The sample size of 264 cases and the study period of 13 years permit only a descriptive delineation of results, and we feel that an attempt at a general deduction from these results may not be appropriate. Another limiting factor might be the use of different versions of the BSID-II/Bayley-III over the long course of the study. As recommended, we adjusted the Bayley-III cognitive and language scores using the formula of Moore et al[20] to make these scores comparable. Despite several attempts to harmonize them by using, for example, other conversion formulas,[19] changing cutoff scores to 80 or 85,[31] or renorming Bayley-III,[32] the possibility that BSID-II could under- or Bayley-III overestimate development remains the subject of discussion.[33]
The low language score observed with Bayley-III does not correspond to the other results and may have socioeconomic reasons like bilingualism, education, and other factors.[34]
[35] However, these parameters are not documented in the national minimal data we consensually agreed for the ÖFGOR data base.
Our data were collected over a long period of time. Changes in pre- and postnatal decision-making, modified strategies in delivery room management, high-end neonatal and intensive care medicine, and progressing postdischarge management led to improved outcome.[23]
[36] Survival rates have increased, but survival free of major complication rates did not show any difference over time. Numerous studies[37]

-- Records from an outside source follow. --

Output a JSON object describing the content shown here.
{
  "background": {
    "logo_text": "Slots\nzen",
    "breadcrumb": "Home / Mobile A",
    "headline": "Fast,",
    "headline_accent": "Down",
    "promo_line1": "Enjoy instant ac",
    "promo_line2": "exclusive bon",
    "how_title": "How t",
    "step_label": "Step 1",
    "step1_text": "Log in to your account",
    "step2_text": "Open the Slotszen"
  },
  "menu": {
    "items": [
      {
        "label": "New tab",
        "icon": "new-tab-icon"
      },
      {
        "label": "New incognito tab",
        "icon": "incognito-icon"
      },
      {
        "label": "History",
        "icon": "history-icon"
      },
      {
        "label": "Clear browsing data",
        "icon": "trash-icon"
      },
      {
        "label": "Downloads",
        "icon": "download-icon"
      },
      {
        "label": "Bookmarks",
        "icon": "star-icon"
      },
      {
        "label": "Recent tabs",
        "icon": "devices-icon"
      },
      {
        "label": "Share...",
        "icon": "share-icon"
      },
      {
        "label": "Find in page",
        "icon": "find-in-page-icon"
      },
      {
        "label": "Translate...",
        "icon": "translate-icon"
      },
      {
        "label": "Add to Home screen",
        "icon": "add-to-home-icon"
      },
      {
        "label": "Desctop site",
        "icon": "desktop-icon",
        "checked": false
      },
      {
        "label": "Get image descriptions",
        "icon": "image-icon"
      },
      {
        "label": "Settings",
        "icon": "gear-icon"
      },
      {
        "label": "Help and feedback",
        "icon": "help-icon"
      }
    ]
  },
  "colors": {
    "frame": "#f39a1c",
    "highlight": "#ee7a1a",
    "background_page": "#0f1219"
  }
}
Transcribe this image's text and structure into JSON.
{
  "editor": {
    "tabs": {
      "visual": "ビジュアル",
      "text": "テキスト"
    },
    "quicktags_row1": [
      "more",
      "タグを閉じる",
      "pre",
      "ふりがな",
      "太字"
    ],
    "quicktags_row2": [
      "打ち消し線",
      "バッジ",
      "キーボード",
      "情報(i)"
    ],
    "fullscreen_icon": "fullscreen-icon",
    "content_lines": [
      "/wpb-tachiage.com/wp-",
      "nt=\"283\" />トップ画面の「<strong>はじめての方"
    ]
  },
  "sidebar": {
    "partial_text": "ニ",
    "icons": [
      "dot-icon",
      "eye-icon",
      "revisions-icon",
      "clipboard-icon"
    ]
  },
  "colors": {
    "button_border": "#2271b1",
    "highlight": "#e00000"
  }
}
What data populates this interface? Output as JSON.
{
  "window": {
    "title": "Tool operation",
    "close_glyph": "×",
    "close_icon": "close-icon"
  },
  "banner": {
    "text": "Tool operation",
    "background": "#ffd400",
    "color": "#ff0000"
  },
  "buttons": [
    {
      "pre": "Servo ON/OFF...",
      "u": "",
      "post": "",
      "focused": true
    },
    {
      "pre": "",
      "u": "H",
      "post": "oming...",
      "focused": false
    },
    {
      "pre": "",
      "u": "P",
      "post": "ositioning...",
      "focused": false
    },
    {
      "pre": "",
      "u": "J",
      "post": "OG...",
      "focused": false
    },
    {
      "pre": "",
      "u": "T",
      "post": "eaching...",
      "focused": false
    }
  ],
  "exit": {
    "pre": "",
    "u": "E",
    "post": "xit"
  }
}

[38] offer approaches to factors influencing BPD, like sustained inflation, mechanical ventilation versus continuous positive airway pressure (CPAP), oxygen saturation limits or even nutrition, but incidences do not show significant changes over time. Reducing neonatal morbidity will continue to be difficult but is probably the most important way to improve the outcome.
Our study showed, as does the literature,[39] that the presence of PDA was associated with a significantly poorer outcome. Our data assessed only whether a PDA was present or not. There was no grading or classification of hemodynamic relevance. In addition, we could not differentiate between spontaneous, pharmacological, and surgical closure.
Conclusion
Overall, the participants in this study had remarkably good neurodevelopmental outcomes as compared to national and international data. Also, the group of extremely preterm infants shows encouraging results. However, the results did not improve over time, as might be expected. As previously described in the literature, this study reveals predictive factors for poor developmental outcome, especially BPD.